Isto foi o início real da desindustrialização americana em
favor do que posteriormente seria chamado de
"globalização". Anos depois, Volcker chamaria seu papel
na suspensão da conversibilidade do ouro, "o evento único
mais importante da sua carreira".
Em 1973, o secretário de Estado de Nixon, Henry Kissinger, outro
protegido do Rockefeller, orquestrou eventos que irromperam na Guerra do Yom
Kippur em Outubro de 1973, uma guerra que foi realmente manipulada para
desencadear um embargo de petróleo da OPEP que elevaria o preço
da mais valiosa mercadoria do mundo em 400% num prazo de meses. O dólar,
embora poucos entendessem, passou de uma divisa com lastro ouro para uma divisa
com lastro no petrodólar. Washington garantiu que a OPEP venderia
petróleo apenas em dólares, um pacto que se manteve até
Saddam Hussein rompê-lo décadas depois. O papel de Paul Volcker,
em Agosto de 1971, de dissociar o dólar do ouro, foi fundamental para a
estratégia da Petrodólar. A Arábia Saudita, o Irão
e outros membros da OPEP reciclavam seus enormes ganhos em petrodólares
para Londres, onde o Chase Manhattan e outros bancos de Nova York e Londres o
atribuíam a países em desenvolvimento a baixas taxas de juros
"flutuantes".
Presidente do Fed 'mata' inflação
Em 1979, o dólar estava numa nova crise, pois o derrube do xá no
Irão levou a um segundo grande aumento no preço do
petróleo e a uma crise no dólar. Um perturbado Jimmy Carter foi
convencido pelo seu bom amigo David Rockefeller a nomear Paul Volcker como
governador do Fed a fim de acalmar os mercados e estabilizar o dólar.
Volcker deixara Washington em 1974 para se tornar presidente do Federal Reserve
de Nova York. Ele também foi um dos membros fundadores da altamente
influente e pouco conhecida Comissão Trilateral de David Rockefeller,
juntamente com Zbigniew Brzezinski e um produtor de amendoim da Geórgia
chamado
Jimmy Carter. Carter devia sua Presidência a David Rockefeller e encheu
seu gabinete com membros da Trilateral.
Quando Volcker assumiu o controle do Federal Reserve, em Outubro de 1979,
desencadeou um choque monetário que levou as taxas de juros do Fed a 20%
em semanas e mergulhou a economia americana no mais grave colapso desde a
década de 1930. Ele alegou que era necessário "expulsar a
inflação para fora do sistema". Volcker atribuiu a culpa da
inflação aos sindicatos e pequenos produtores que estavam
simplesmente a lutar para acompanhar a ascensão dos preços da
energia e dos alimentos.
Quando em 1971Volcker convenceu Nixon a romper com o ouro, isso disparou o
primeiro aumento da inflação pós-1945 pois o valor do
dólar afundou, tornando mais altos os preços das
importações.
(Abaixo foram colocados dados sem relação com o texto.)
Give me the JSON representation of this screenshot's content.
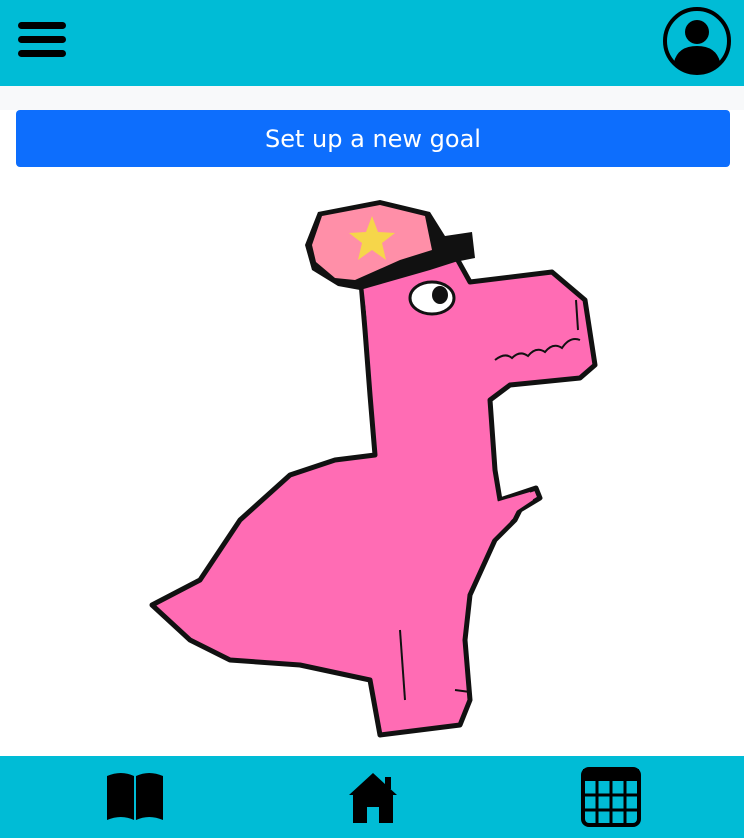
{
  "topbar": {
    "menu_icon": "hamburger-menu-icon",
    "profile_icon": "user-profile-icon"
  },
  "main": {
    "goal_button_label": "Set up a new goal",
    "mascot_image": "pink-dinosaur-with-cap"
  },
  "bottom_nav": {
    "items": [
      {
        "icon": "book-icon"
      },
      {
        "icon": "home-icon"
      },
      {
        "icon": "calendar-grid-icon"
      }
    ]
  },
  "colors": {
    "bar_bg": "#00bcd6",
    "primary_button": "#0d6efd",
    "dino_pink": "#ff6cb4",
    "cap_pink": "#ff8fa8",
    "star_yellow": "#f6d64a"
  }
}
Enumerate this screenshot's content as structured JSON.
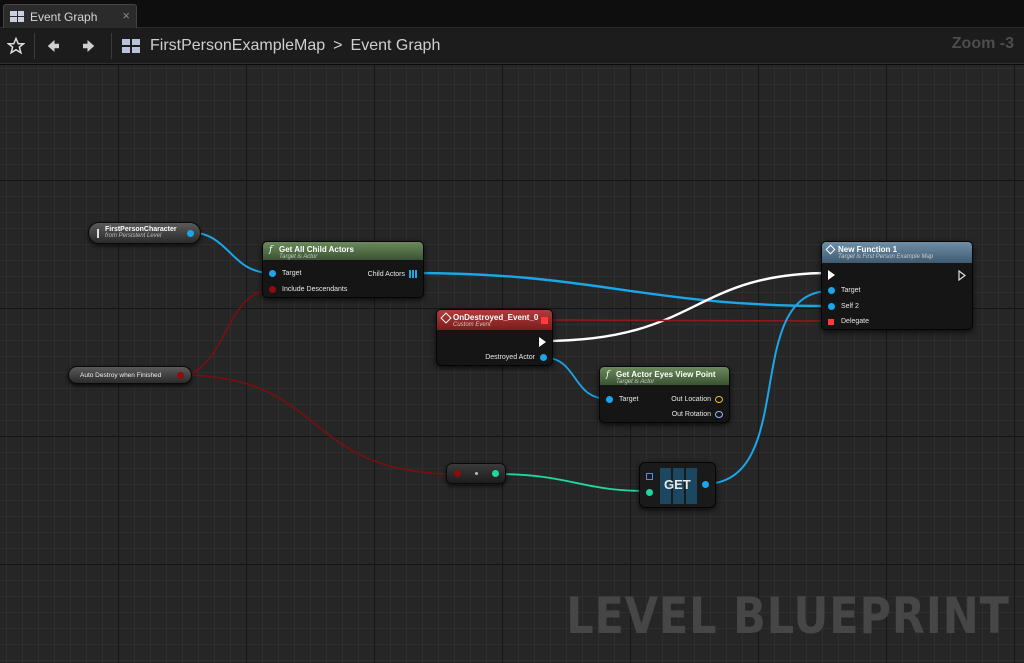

Nixon tentou impedi-lo com o controle dos
preços dos salários em 1971. Isso restringiu a actividade
comercial, diminuindo o crescimento.
Antes de Carter se tornar presidente em 1977, Nixon ordenara ao Fed que se
livrasse dos efeitos do petróleo e dos alimentos no Índice de
Preços no Consumidor. O resultado foi o número falso conhecido
como "núcleo da inflação"
("core inflation")
, menos petróleo e alimentos. Nas suas acções sobre taxas
de juros após Outubro de 1979, Volcker nunca mencionou que a verdadeira
inflação proveio das maquinações de David
Rockefeller na década de 70 com a OPEP. Em vez disso, ele argumentou que
o problema era o aumento do padrão de vida da população.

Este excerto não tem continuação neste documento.